Doch sind diesen Bemühungen Grenzen gesetzt und die latente Gefahr der Überforderung und des „Ausbrennens“ kann selbst die schönste Poesie zum unendlichen Ehrenamt wandeln. Bildet Social Franchising hier ein Lösungsmodell?

1. Definition Business Franchising

Dem Deutschen Franchiseverband zufolge versteht man unter Franchising ein auf Partnerschaft basierendes Vertriebssystem, bei dem Neuunternehmer ein etabliertes Geschäftskonzept gegen eine Gebühr nutzen dürfen.

Zu den wesentlichen Bausteinen eines klassischen Franchisekonzeptes zählen eine gewinnbringende Geschäftsidee, standardisierte Prozess-Strukturen und eine organisatorische Aufteilung in Franchisegeber und Franchisenehmer als kooperierende Einheit. Die Vorteile aus Sicht des Franchisegebers bestehen im geringeren Ressourcenbedarf, einer schnellen Expansionsmöglichkeit bzw. Skalierbarkeit und einem verringerten Risiko. Aus Sicht des Franchisenehmers liegen die Vorteile in der Beibehaltung der Selbständigkeit, einem erleichterten Markteintritt sowie im Erfahrungsaustausch. Zu den Nachteilen zählen seitens des Franchisegebers beispielsweise niedrigere Einnahmen und seitens des Franchisenehmers fehlende Einflussmöglichkeiten auf das Gesamtkonzept.

Zu den bekanntesten Franchise-Unternehmen zählen beispielsweise Mc Donalds, Subway, OBI, Fressnapf, Apollo Optik und Tchibo.

2. Social Franchising

2.1 Begriffsbestimmung      

Unter Social Franchising ist eine Möglichkeit zur quantitativen und systematischen Verbreitung gesellschaftlich wertvoller Lösungsansätze zu verstehen. Es nutzt dabei die Mechanismen des Business Franchising:

„Social Franchising is a development approach that applies modern commercial franchising techniques to achieve social rather than commercial goals“ (Smith).

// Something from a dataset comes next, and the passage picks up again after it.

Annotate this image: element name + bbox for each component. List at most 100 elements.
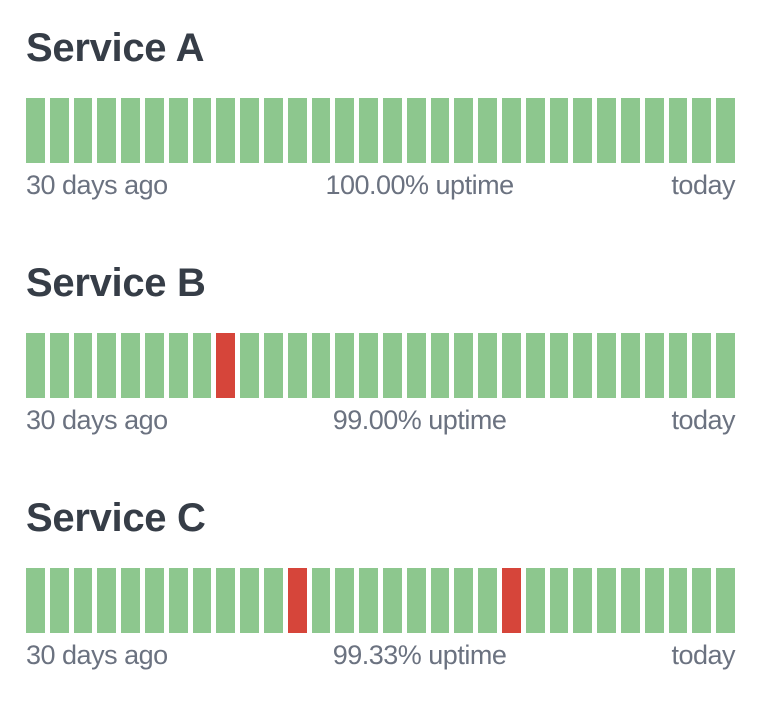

Hackl bezeichnet die Übertragung des kommerziellen Franchisings auf das Social Franchising in ihrer Arbeit „Social Franchising. Social Entrepreneurship“ überspitzt als „McDonaldisierung des sozialen Sektors“. Es ist jedoch kein neuer Ansatz, dass erprobte Instrumente aus der Betriebswirtschaft als Fundament für den Nonprofit- oder Public-Sektor dienen. Überblickend betrachtet beruhen ganze Nonprofit- (z.B. Freiburger Management-Modell) oder Public-Managementkonzepte (z.B. New Public Management) auf Modellen der privaten Wirtschaft.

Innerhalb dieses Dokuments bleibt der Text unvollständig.